In Class:
Implication, Inverse, Converse, and Contrapositive

Math Foundations of Computing, F23

Inverse, Converse, Contrapositive

If I hydrate then I’ll learn better

• Translate to a logical expression (define any propositions you need).
• Using logical symbols, form the:
  1. Inverse
  2. Converse
  3. Contrapositive
• Translate each of these three back into English.

Logical Equivalence

Consider the following two statements:

• \(\lnot (P \rightarrow Q)\)
• \(P \land \lnot Q\).

Are these two statements logically equivalent?

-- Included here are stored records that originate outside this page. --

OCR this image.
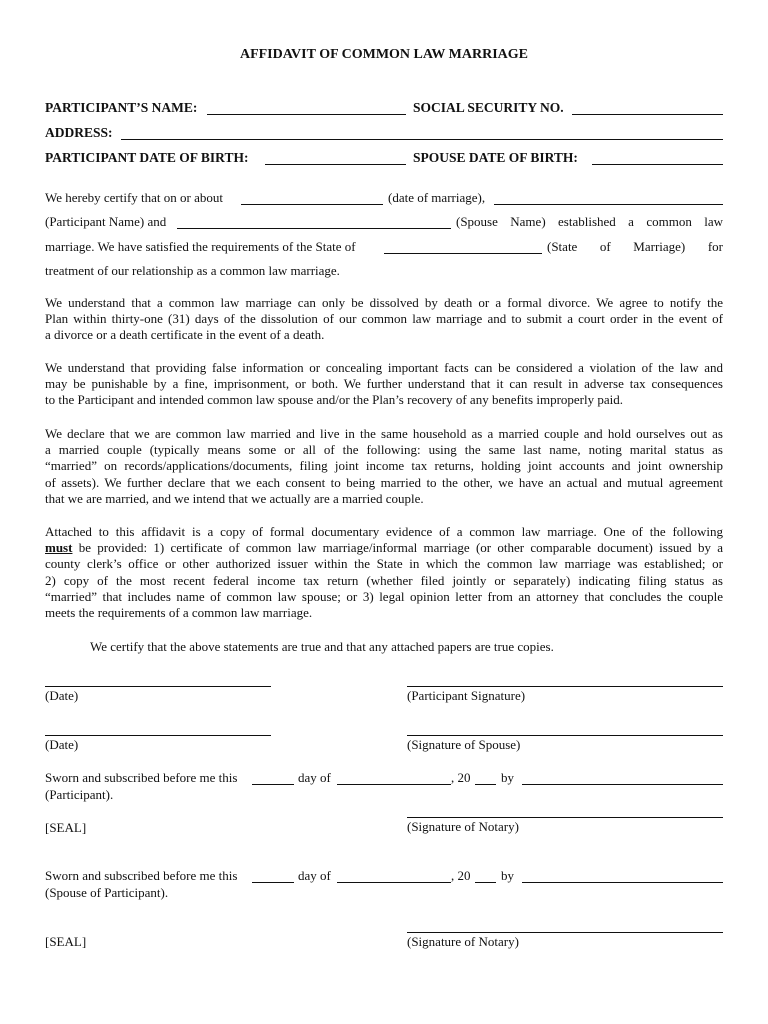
AFFIDAVIT OF COMMON LAW MARRIAGE
PARTICIPANT’S NAME:	SOCIAL SECURITY NO.
ADDRESS:
PARTICIPANT DATE OF BIRTH:	SPOUSE DATE OF BIRTH:
We hereby certify that on or about	(date of marriage),
(Participant Name) and	(Spouse Name) established a common law
marriage. We have satisfied the requirements of the State of	(State of Marriage) for
treatment of our relationship as a common law marriage.
We understand that a common law marriage can only be dissolved by death or a formal divorce. We agree to notify the
Plan within thirty-one (31) days of the dissolution of our common law marriage and to submit a court order in the event of
a divorce or a death certificate in the event of a death.
We understand that providing false information or concealing important facts can be considered a violation of the law and
may be punishable by a fine, imprisonment, or both. We further understand that it can result in adverse tax consequences
to the Participant and intended common law spouse and/or the Plan’s recovery of any benefits improperly paid.
We declare that we are common law married and live in the same household as a married couple and hold ourselves out as
a married couple (typically means some or all of the following: using the same last name, noting marital status as
“married” on records/applications/documents, filing joint income tax returns, holding joint accounts and joint ownership
of assets). We further declare that we each consent to being married to the other, we have an actual and mutual agreement
that we are married, and we intend that we actually are a married couple.
Attached to this affidavit is a copy of formal documentary evidence of a common law marriage. One of the following
must be provided: 1) certificate of common law marriage/informal marriage (or other comparable document) issued by a
county clerk’s office or other authorized issuer within the State in which the common law marriage was established; or
2) copy of the most recent federal income tax return (whether filed jointly or separately) indicating filing status as
“married” that includes name of common law spouse; or 3) legal opinion letter from an attorney that concludes the couple
meets the requirements of a common law marriage.
We certify that the above statements are true and that any attached papers are true copies.
(Date)	(Participant Signature)
(Date)	(Signature of Spouse)
Sworn and subscribed before me this	day of	, 20 by
(Participant).
[SEAL]	(Signature of Notary)
Sworn and subscribed before me this	day of	, 20 by
(Spouse of Participant).
[SEAL]	(Signature of Notary)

What are two strategies we could use to find out?

DMOI 3.1.6

Boolean Circuits

A Boolean circuit is an abstract description of the fundamental operation building block of computation: performing an operation on one or more bits.

flowchart LR
  
  M(0) --> N[NOT]
  N --> Q{1}

flowchart LR
  

  A(1) --> C[OR]
  B(0) --> C
  C --> F{1}

  E(1) --> G[AND]
  H(0) --> G
  G --> I{0}

We can string Boolean circuits together to make more complicated ones:

flowchart LR
  A(0) --> C[NOT]
  B(1) --> D[OR]
  C --> D
  D --> E[NOT]
  E --> F{?}

Boolean Circuits

Can you draw a simpler Boolean circuit that has the same output in all cases?

flowchart LR
  A(p) --> C[NOT]
  B(q) --> D[OR]
  C --> D
  D --> E[NOT]
  E --> F{OUTPUT}

Fancy Vocab Time: Isomorphism

Informally, two sets of things are isomorphic if you can translate back and forth between them without losing “structure.”

In our case:

• For every logical expression there is a unique corresponding Boolean circuit.
• For every Boolean circuit there is a unique logical expression.
• I can simplify Boolean circuits using a three-step process:
  1. Translate to logical expression.
  2. Simplify logical expression using logical equivalences.
  3. Translate back to Boolean expression.

We’ll formally define isomorphisms once we’ve studied sets a bit more.